Many in the Greenville community may know Dawn Dowden as the faithful Chief Operating Officer of Homes of Hope. Fewer know of the moving journey that helped lead her to the successful position that she’s in today. Twelve years ago, Dawn and her family experienced a costly health crisis that led to homelessness for her and her three kids. She connected with Greenville Area Interfaith Hospitality Network (GAIHN) – now IHN at United Ministries – which helps families stay together while experiencing temporary shelter in a network of congregations. On her birthday, Dawn entered her first church with her kids and “doors that had been closed flew open.”
Being homeless was not easy, but Dawn saw many ways to look on the bright side of the crisis.
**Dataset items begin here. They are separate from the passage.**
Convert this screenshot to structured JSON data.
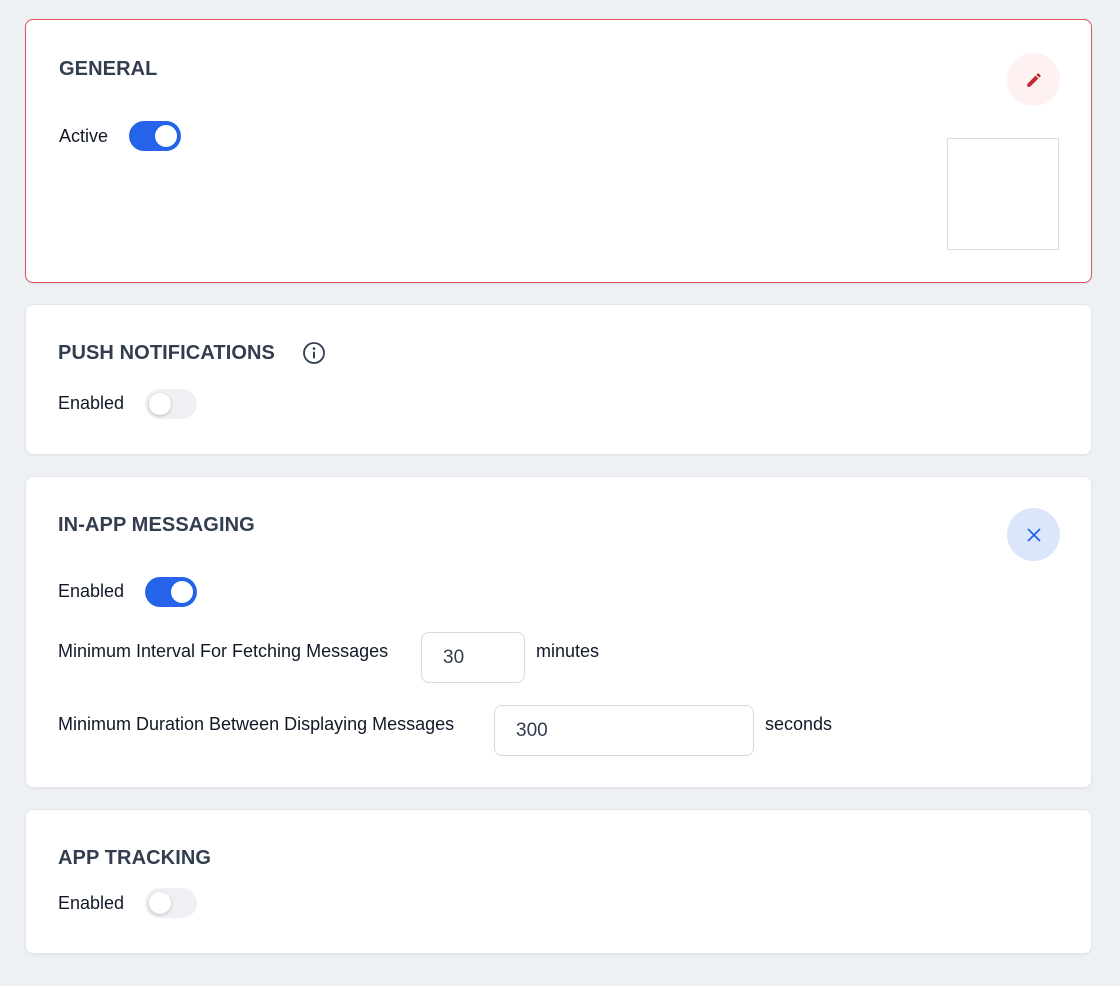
{
  "colors": {
    "toggle_on": "#2563eb",
    "toggle_off": "#eef0f3",
    "selected_border": "#e0525a",
    "edit_icon": "#c0292f",
    "close_icon": "#2563eb",
    "heading": "#323d4f"
  },
  "general": {
    "title": "GENERAL",
    "active_label": "Active",
    "active_enabled": true,
    "edit_icon": "pencil-icon"
  },
  "push_notifications": {
    "title": "PUSH NOTIFICATIONS",
    "info_icon": "info-icon",
    "enabled_label": "Enabled",
    "enabled": false
  },
  "in_app_messaging": {
    "title": "IN-APP MESSAGING",
    "close_icon": "close-icon",
    "enabled_label": "Enabled",
    "enabled": true,
    "fetch_interval_label": "Minimum Interval For Fetching Messages",
    "fetch_interval_value": "30",
    "fetch_interval_unit": "minutes",
    "display_duration_label": "Minimum Duration Between Displaying Messages",
    "display_duration_value": "300",
    "display_duration_unit": "seconds"
  },
  "app_tracking": {
    "title": "APP TRACKING",
    "enabled_label": "Enabled",
    "enabled": false
  }
}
As a faith-driven woman, she believed that it was a journey that was provided to her for a greater purpose. “There were a lot of bright spots walking through homelessness,” she explains. “There’s a beauty of churches coming together and helping folks they don’t know.” Dawn grew up in a middle-class household and didn’t personally know poverty before. Now she was fully immersed in it, having to learn to navigate the system, but was inspired by the overwhelming sense of support she received from the GAIHN community. Going forward, she was able empathize on a greater level with those experiencing crisis.
The next step for Dawn was entering transitional housing, which was “a lifesaver” for her. It allowed for the stability she needed to work on other parts of her stability – specifically, getting a job. Dawn credits Tony McDade with connecting her with Homes of Hope, a local nonprofit that is a “people-focused developer of affordable housing.” Dawn started off as the administration assistant, a role she describes as “divine” that allowed her to engage with folks. After a year and a half, her role at Homes of Hope progressed into different positions, including grant writing which allowed her to see the “ins and outs of nonprofits.” Along the way, Dawn’s past allowed her to have a “deeper level of relating to folks who walked through the door” at her job.
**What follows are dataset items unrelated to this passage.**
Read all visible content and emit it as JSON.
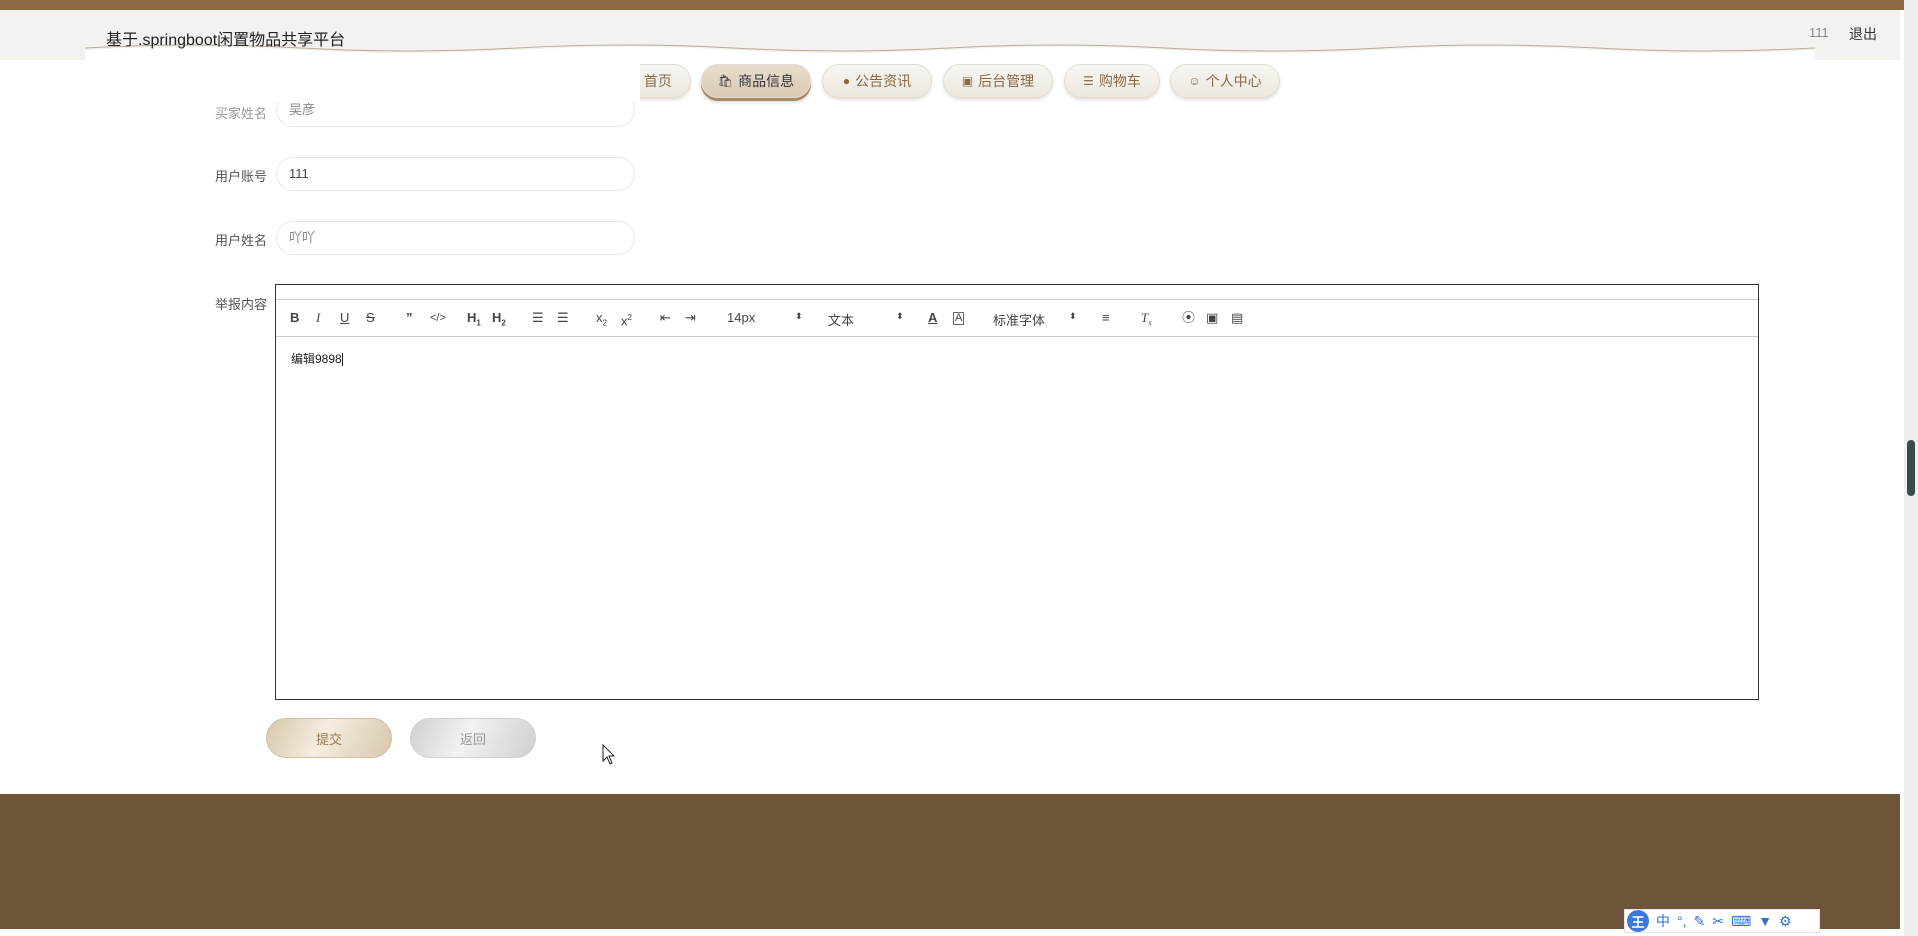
{
  "header": {
    "site_title": "基于.springboot闲置物品共享平台",
    "user_name": "111",
    "logout_label": "退出"
  },
  "nav": {
    "items": [
      {
        "label": "首页",
        "icon": "star-icon"
      },
      {
        "label": "商品信息",
        "icon": "bag-icon",
        "active": true
      },
      {
        "label": "公告资讯",
        "icon": "info-icon"
      },
      {
        "label": "后台管理",
        "icon": "briefcase-icon"
      },
      {
        "label": "购物车",
        "icon": "cart-icon"
      },
      {
        "label": "个人中心",
        "icon": "user-icon"
      }
    ]
  },
  "form": {
    "partial_field_label": "买家姓名",
    "partial_field_value": "吴彦",
    "account_label": "用户账号",
    "account_value": "111",
    "name_label": "用户姓名",
    "name_value": "吖吖",
    "content_label": "举报内容"
  },
  "editor": {
    "font_size": "14px",
    "header_select": "文本",
    "font_family": "标准字体",
    "content": "编辑9898",
    "toolbar_icons": [
      "bold-icon",
      "italic-icon",
      "underline-icon",
      "strike-icon",
      "blockquote-icon",
      "code-icon",
      "h1-icon",
      "h2-icon",
      "ordered-list-icon",
      "bullet-list-icon",
      "subscript-icon",
      "superscript-icon",
      "outdent-icon",
      "indent-icon",
      "font-color-icon",
      "background-color-icon",
      "align-icon",
      "clear-format-icon",
      "link-icon",
      "image-icon",
      "video-icon"
    ]
  },
  "buttons": {
    "submit_label": "提交",
    "back_label": "返回"
  },
  "ime": {
    "logo": "王",
    "mode": "中"
  }
}
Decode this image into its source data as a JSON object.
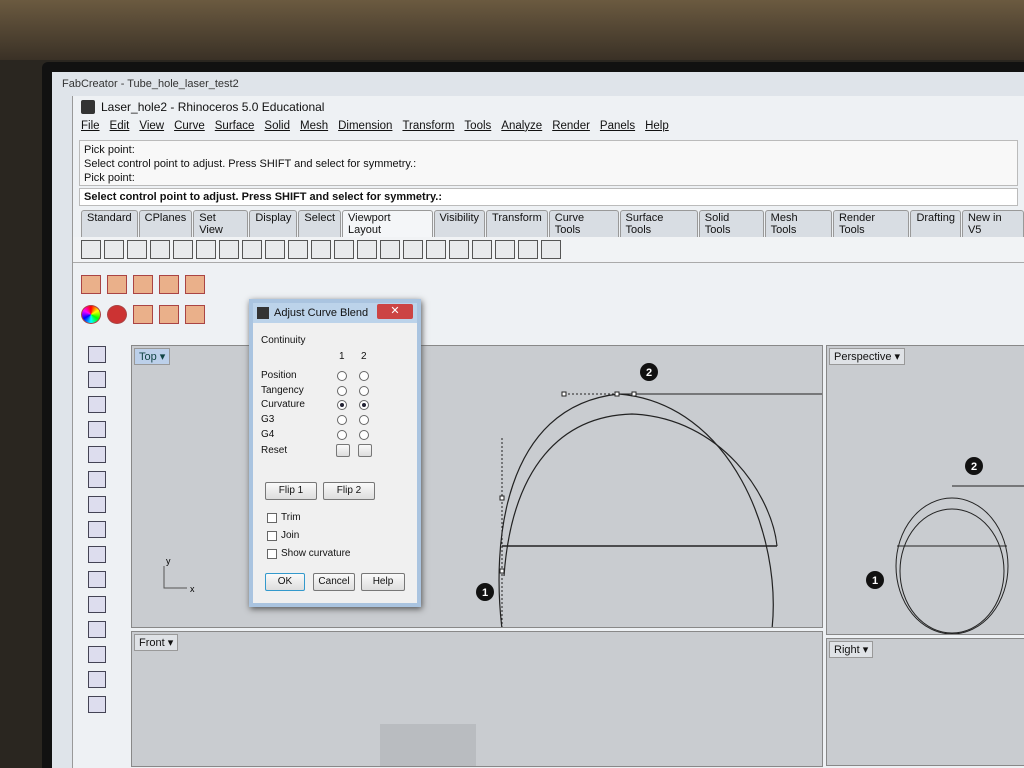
{
  "outer_window": {
    "title": "FabCreator - Tube_hole_laser_test2"
  },
  "window": {
    "title": "Laser_hole2 - Rhinoceros 5.0 Educational"
  },
  "menu": [
    "File",
    "Edit",
    "View",
    "Curve",
    "Surface",
    "Solid",
    "Mesh",
    "Dimension",
    "Transform",
    "Tools",
    "Analyze",
    "Render",
    "Panels",
    "Help"
  ],
  "command_history": [
    "Pick point:",
    "Select control point to adjust. Press SHIFT and select for symmetry.:",
    "Pick point:"
  ],
  "command_prompt": "Select control point to adjust. Press SHIFT and select for symmetry.:",
  "tabs": [
    "Standard",
    "CPlanes",
    "Set View",
    "Display",
    "Select",
    "Viewport Layout",
    "Visibility",
    "Transform",
    "Curve Tools",
    "Surface Tools",
    "Solid Tools",
    "Mesh Tools",
    "Render Tools",
    "Drafting",
    "New in V5"
  ],
  "active_tab": "Viewport Layout",
  "viewports": {
    "top": "Top",
    "perspective": "Perspective",
    "front": "Front",
    "right": "Right"
  },
  "markers": {
    "one": "1",
    "two": "2"
  },
  "axis": {
    "x": "x",
    "y": "y"
  },
  "dialog": {
    "title": "Adjust Curve Blend",
    "close": "✕",
    "group": "Continuity",
    "col1": "1",
    "col2": "2",
    "rows": [
      {
        "label": "Position",
        "c1": false,
        "c2": false
      },
      {
        "label": "Tangency",
        "c1": false,
        "c2": false
      },
      {
        "label": "Curvature",
        "c1": true,
        "c2": true
      },
      {
        "label": "G3",
        "c1": false,
        "c2": false
      },
      {
        "label": "G4",
        "c1": false,
        "c2": false
      }
    ],
    "reset": "Reset",
    "flip1": "Flip 1",
    "flip2": "Flip 2",
    "trim": "Trim",
    "join": "Join",
    "show_curvature": "Show curvature",
    "ok": "OK",
    "cancel": "Cancel",
    "help": "Help"
  }
}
Now in the role of Chief Operating Officer, it’s Dawn’s job to oversee the operations and staff of the 21-year-old organization. Homes of Hope has a partnership with United Ministries that Dawn describes as “having deep roots.” Both Homes of Hope and our organization have multiple programs, so there is room for ample overlap to help participants as thoroughly as possible. First, Homes of Hope has a Workforce Development program that houses men overcoming addiction while teaching them marketable construction and soft skills. These men are connected to UM’s services where they can plan out their budgets, and often participate in our matched savings program in order to overcome barriers. Second, Homes of Hope owns and manages numerous houses that are used in IHN. This partnership requires hours of collaboration between our organizations and is especially important to Dawn, who has experienced first-hand the necessity of transitional housing. Lastly Homes of Hope regularly refers their affordable housing clients to the programming offered by United Ministries. The rental assistance program and staff have been especially helpful through the pandemic. Our partnership is strong, and we continue to work together to provide opportunities for economic mobility for many in our community. We are lucky to be able to work with Dawn and to know her incredible journey!